Наверняка вам, как и мне, в студенчестве не хватало средств на самое элементарное. И потому приходилось подрабатывать. А где студенту заработать, если как специалист он пока еще никакой, да и времени у него особо нет — всё уходит на учебу?
Пути лишь два — или по ночам на стройку, или сторожем в детский садик, больницу, школу, кладбище (нужное подчеркнуть). Я соединил оба варианта в одном — охранял стройку. На хлеб с вареной колбасой, слава богу, хватало.
Некоторые из вас могут возразить:
— Автор, а почему ты не пошел ночами разгружать вагоны? Там и платят хорошо, да и комплекция у тебя, хи-хи-хи, позволяет!
С этими же мыслями (дескать, этого достаточно) я пришел ночью как-то на железнодорожные пути, где стоял вагон с мукой и несколько ловких мужичков таскали из него мешки в грузовик.
— Здрасьте! А можно вам помочь? — сходу спросил я.
— Ну, давай, помоги, братан, — кивнул мне толстенький коротышка (или коротенький толстячок, если вам так больше нравится), главный среди грузчиков, видимо.

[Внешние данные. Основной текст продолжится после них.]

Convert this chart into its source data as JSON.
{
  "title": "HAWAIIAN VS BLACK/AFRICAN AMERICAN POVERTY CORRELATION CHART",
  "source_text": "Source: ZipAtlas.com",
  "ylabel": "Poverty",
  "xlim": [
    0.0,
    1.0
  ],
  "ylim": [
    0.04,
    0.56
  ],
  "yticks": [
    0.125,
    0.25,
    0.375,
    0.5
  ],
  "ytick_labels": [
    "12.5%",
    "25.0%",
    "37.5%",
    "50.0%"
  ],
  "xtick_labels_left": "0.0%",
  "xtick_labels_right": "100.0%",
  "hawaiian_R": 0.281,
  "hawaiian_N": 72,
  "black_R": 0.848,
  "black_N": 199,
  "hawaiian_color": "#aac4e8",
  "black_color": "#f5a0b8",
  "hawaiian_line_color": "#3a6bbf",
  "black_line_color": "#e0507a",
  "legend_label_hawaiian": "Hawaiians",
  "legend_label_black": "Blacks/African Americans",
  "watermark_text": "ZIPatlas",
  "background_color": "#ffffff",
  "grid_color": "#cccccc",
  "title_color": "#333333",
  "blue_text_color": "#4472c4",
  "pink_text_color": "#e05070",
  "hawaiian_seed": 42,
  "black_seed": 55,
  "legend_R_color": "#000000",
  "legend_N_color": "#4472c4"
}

Я ринулся было разгружать вагон вместе со всеми, но неожиданно остановился:
— А сколько платишь?
Коротышка расхохотался:
— А, так ты за деньги? Нет, так нам не надо. Иди-ка ты домой: здесь у нас давно все поделено и распределено, а за забором еще двадцать таких, как ты, ждут своей очереди с нами поработать.
Мужички смотрели исподлобья, зло, настороженно, будто я отнимаю у них кусок хлеба. Я понял: достаточно одного слова толстячка-коротышки и меня разорвут на кусочки. Поэтому поспешил ретироваться.
Работу я всё же нашел: как упомянул выше — на стройке. Это был строящийся бизнес-центр на улице Кирова. В напарниках у меня числился дедушка, бывший главный инженер одного из заводов Уфы. Честно говоря, я уже забыл, как его звали, но давайте для удобства — дядя Сигизмунд.
С дядей Сигизмундом мы разговаривали обо всем на свете: о политике, погоде, рыбалке, бабах, деньгах, ценах и т.д. Кстати, дедушка был очень честный. Как-то ночью подъехала легковушка. Оттуда вышел шкафообразный гражданин средних лет.
— Мужики, — обратился он к нам, — продайте кирпичи! «Бабульками» не обижу, ясен пень!
Дядя Сигизмунд сплюнул ему под ноги:
— Здесь вам не рынок вообще-то. Проходите, товарищ, не мешайте работать.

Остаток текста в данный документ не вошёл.